Abstract

Cervical carotid artery (cCA) dolichoectasia (DE) is characterized by elongation, tortuosity, and/or dilatation. The prevalence of cCA DE has been reported 13-31% in population-based and 14-58% in hospital-based studies. The exact mechanisms of this aberrant arterial remodeling are unknown. Although atherosclerosis has often been implicated, the evidence has conflicting results that would support atherosclerosis as the underlying pathology. Actually, other nonatherosclerotic mechanisms related to connective tissue remodeling may play a role. Such mechanism is supported by epidemiological evidence that cCA DE is associated with carotid dissections.

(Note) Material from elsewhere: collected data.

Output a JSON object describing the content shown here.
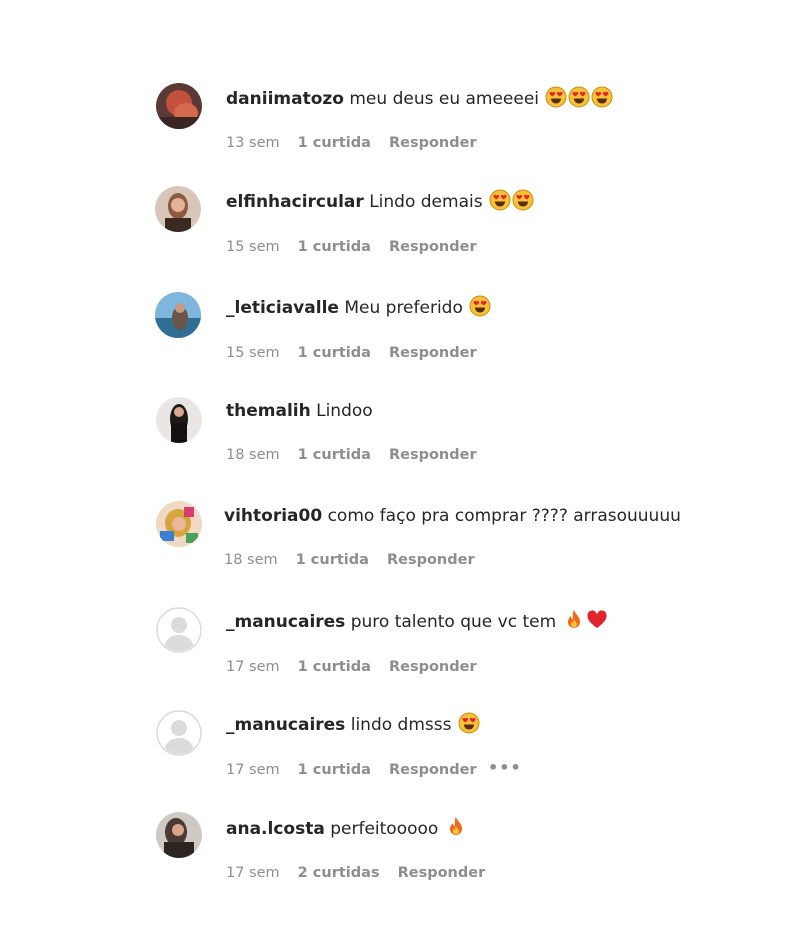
{
  "comments": [
    {
      "user": "daniimatozo",
      "text": "meu deus eu ameeeei",
      "emojis": [
        "heart-eyes",
        "heart-eyes",
        "heart-eyes"
      ],
      "time": "13 sem",
      "likes": "1 curtida",
      "reply": "Responder",
      "avatar": "photo-red-hair"
    },
    {
      "user": "elfinhacircular",
      "text": "Lindo demais",
      "emojis": [
        "heart-eyes",
        "heart-eyes"
      ],
      "time": "15 sem",
      "likes": "1 curtida",
      "reply": "Responder",
      "avatar": "photo-portrait"
    },
    {
      "user": "_leticiavalle",
      "text": "Meu preferido",
      "emojis": [
        "heart-eyes"
      ],
      "time": "15 sem",
      "likes": "1 curtida",
      "reply": "Responder",
      "avatar": "photo-beach"
    },
    {
      "user": "themalih",
      "text": "Lindoo",
      "emojis": [],
      "time": "18 sem",
      "likes": "1 curtida",
      "reply": "Responder",
      "avatar": "photo-dark-hair"
    },
    {
      "user": "vihtoria00",
      "text": "como faço pra comprar ???? arrasouuuuu",
      "emojis": [],
      "time": "18 sem",
      "likes": "1 curtida",
      "reply": "Responder",
      "avatar": "photo-colorful"
    },
    {
      "user": "_manucaires",
      "text": "puro talento que vc tem",
      "emojis": [
        "fire",
        "red-heart"
      ],
      "time": "17 sem",
      "likes": "1 curtida",
      "reply": "Responder",
      "avatar": "default-avatar"
    },
    {
      "user": "_manucaires",
      "text": "lindo dmsss",
      "emojis": [
        "heart-eyes"
      ],
      "time": "17 sem",
      "likes": "1 curtida",
      "reply": "Responder",
      "avatar": "default-avatar",
      "more": "•••"
    },
    {
      "user": "ana.lcosta",
      "text": "perfeitooooo",
      "emojis": [
        "fire"
      ],
      "time": "17 sem",
      "likes": "2 curtidas",
      "reply": "Responder",
      "avatar": "photo-portrait-2"
    }
  ],
  "colors": {
    "text": "#262626",
    "meta": "#8e8e8e",
    "background": "#ffffff"
  }
}
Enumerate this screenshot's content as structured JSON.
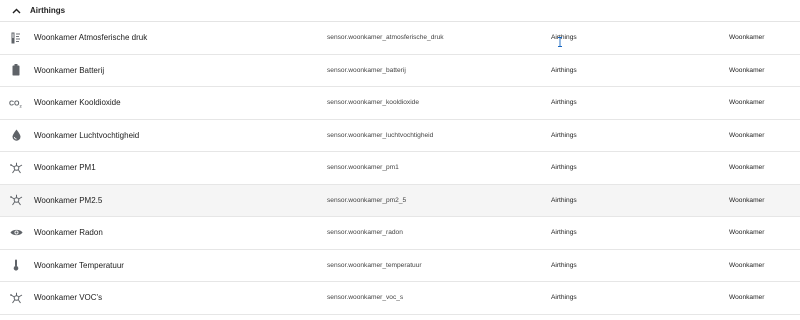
{
  "group": {
    "title": "Airthings",
    "collapse_icon": "chevron-up-icon"
  },
  "rows": [
    {
      "name": "Woonkamer Atmosferische druk",
      "entity": "sensor.woonkamer_atmosferische_druk",
      "integration": "Airthings",
      "area": "Woonkamer",
      "icon": "gauge-icon"
    },
    {
      "name": "Woonkamer Batterij",
      "entity": "sensor.woonkamer_batterij",
      "integration": "Airthings",
      "area": "Woonkamer",
      "icon": "battery-icon"
    },
    {
      "name": "Woonkamer Kooldioxide",
      "entity": "sensor.woonkamer_kooldioxide",
      "integration": "Airthings",
      "area": "Woonkamer",
      "icon": "co2-icon"
    },
    {
      "name": "Woonkamer Luchtvochtigheid",
      "entity": "sensor.woonkamer_luchtvochtigheid",
      "integration": "Airthings",
      "area": "Woonkamer",
      "icon": "water-drop-icon"
    },
    {
      "name": "Woonkamer PM1",
      "entity": "sensor.woonkamer_pm1",
      "integration": "Airthings",
      "area": "Woonkamer",
      "icon": "molecule-icon"
    },
    {
      "name": "Woonkamer PM2.5",
      "entity": "sensor.woonkamer_pm2_5",
      "integration": "Airthings",
      "area": "Woonkamer",
      "icon": "molecule-icon"
    },
    {
      "name": "Woonkamer Radon",
      "entity": "sensor.woonkamer_radon",
      "integration": "Airthings",
      "area": "Woonkamer",
      "icon": "eye-icon"
    },
    {
      "name": "Woonkamer Temperatuur",
      "entity": "sensor.woonkamer_temperatuur",
      "integration": "Airthings",
      "area": "Woonkamer",
      "icon": "thermometer-icon"
    },
    {
      "name": "Woonkamer VOC's",
      "entity": "sensor.woonkamer_voc_s",
      "integration": "Airthings",
      "area": "Woonkamer",
      "icon": "molecule-icon"
    }
  ]
}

Similarly, cCA DE has been associated with vascular risk factors, but inconsistently. Fewer studies have evaluated the risk of vascular events in people with cCA DE. Cross-sectionally, cCA DE is associated with cerebrovascular disease, including white matter hyperintensities, lacunar stroke, and stroke overall. The often-conflicting results may in part be due to the heterogeneity of the population studies and variable definitions used. Preferential use of objective measure of cCA DE, such as carotid length, is advisable, and may help comparing result among different studies. Prospectively, people with cCA DE have a higher risk of vascular events, although it is uncertain if the risk of stroke is also higher in this population. In the absence of alternative stroke etiologies, stroke patients with cCA DE should be considered to have had a cryptogenic stroke and treated with daily antiplatelet therapy. Further population-based studies are needed to clarify whether specific therapies may be implement to reduce the risk of events among people with cCA DE.